La terapia psicologica e psicoterapeutica è stata da sempre stigmatizzata, etichettata negativamente; ci sono diversi modi di guardarla. A me piace osservarla con rispetto, con delicatezza, con pazienza e gentilezza, anche, osando, un tocco di sacralità. Perché è un viaggio, una rivelazione che le persone si permettono e si concedono. È un viaggio spesso difficile, scomodo e ci vuole coraggio per fidarsi e affidarsi all’altro, per rivelare le proprie parti di sé, talvolta dolorose. Per questo rispetto chi, coraggiosamente, decide di intraprenderlo questo viaggio, non perché desideroso di osservare le proprie parti doloranti, ma perché fiducioso nel cambiamento possibile.

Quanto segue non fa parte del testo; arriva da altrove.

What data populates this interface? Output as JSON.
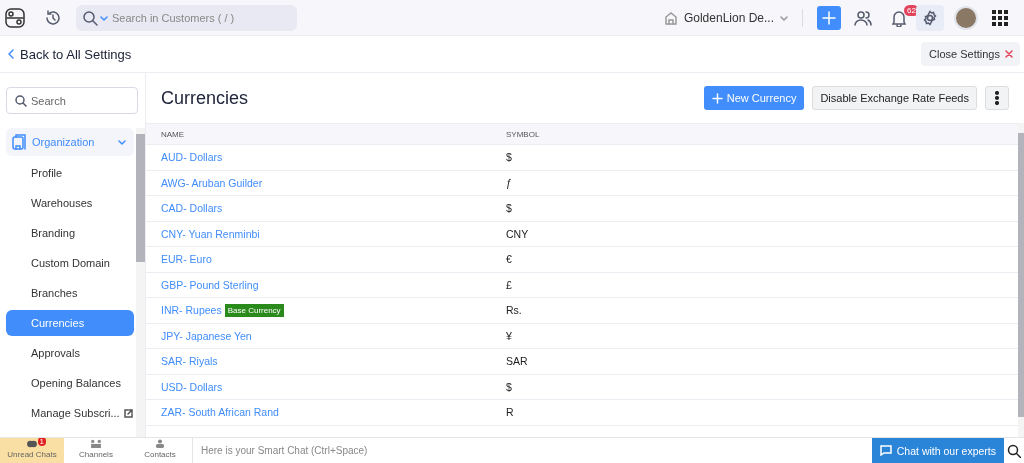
{
  "top_bar": {
    "search": {
      "placeholder": "Search in Customers ( / )"
    },
    "organization": "GoldenLion De...",
    "notifications": {
      "count": "62"
    }
  },
  "back_link": "Back to All Settings",
  "close_button": "Close Settings",
  "sidebar": {
    "search": {
      "placeholder": "Search"
    },
    "section": {
      "label": "Organization",
      "expanded": true
    },
    "items": [
      {
        "label": "Profile",
        "selected": false
      },
      {
        "label": "Warehouses",
        "selected": false
      },
      {
        "label": "Branding",
        "selected": false
      },
      {
        "label": "Custom Domain",
        "selected": false
      },
      {
        "label": "Branches",
        "selected": false
      },
      {
        "label": "Currencies",
        "selected": true
      },
      {
        "label": "Approvals",
        "selected": false
      },
      {
        "label": "Opening Balances",
        "selected": false
      },
      {
        "label": "Manage Subscri...",
        "selected": false,
        "external": true
      }
    ]
  },
  "page": {
    "title": "Currencies",
    "buttons": {
      "new": "New Currency",
      "disable": "Disable Exchange Rate Feeds"
    }
  },
  "table": {
    "columns": [
      "NAME",
      "SYMBOL"
    ],
    "rows": [
      {
        "name": "AUD- Dollars",
        "symbol": "$"
      },
      {
        "name": "AWG- Aruban Guilder",
        "symbol": "ƒ"
      },
      {
        "name": "CAD- Dollars",
        "symbol": "$"
      },
      {
        "name": "CNY- Yuan Renminbi",
        "symbol": "CNY"
      },
      {
        "name": "EUR- Euro",
        "symbol": "€"
      },
      {
        "name": "GBP- Pound Sterling",
        "symbol": "£"
      },
      {
        "name": "INR- Rupees",
        "badge": "Base Currency",
        "symbol": "Rs."
      },
      {
        "name": "JPY- Japanese Yen",
        "symbol": "¥"
      },
      {
        "name": "SAR- Riyals",
        "symbol": "SAR"
      },
      {
        "name": "USD- Dollars",
        "symbol": "$"
      },
      {
        "name": "ZAR- South African Rand",
        "symbol": "R"
      }
    ]
  },
  "bottom_bar": {
    "tabs": [
      {
        "label": "Unread Chats",
        "badge": "1",
        "selected": true
      },
      {
        "label": "Channels",
        "selected": false
      },
      {
        "label": "Contacts",
        "selected": false
      }
    ],
    "chat": {
      "placeholder": "Here is your Smart Chat (Ctrl+Space)"
    },
    "expert_button": "Chat with our experts"
  }
}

La psicoterapia non è un manuale di ricette e pozioni magiche che risolvono con un incantesimo, la psicoterapia è magia nel momento in cui ci si mette in gioco, ci si lascia guidare consapevoli che solo rischiando di cadere si può restare in equilibri. È quel brivido che percorre il bambino che, in sella alla bicicletta, abbandona le sicurezze per mettersi in moto: quella paura consapevole di potersi godere la possibilità di imparare a correre, a sentire di potercela fare da solo e di sentire la forza delle proprie gambe e il vento che attraversa i capelli e tutto il corpo. Questa è la psicoterapia, concedersi di potersi far prendere per mano e lasciarsi accompagnare per poi godersi il proprio viaggio.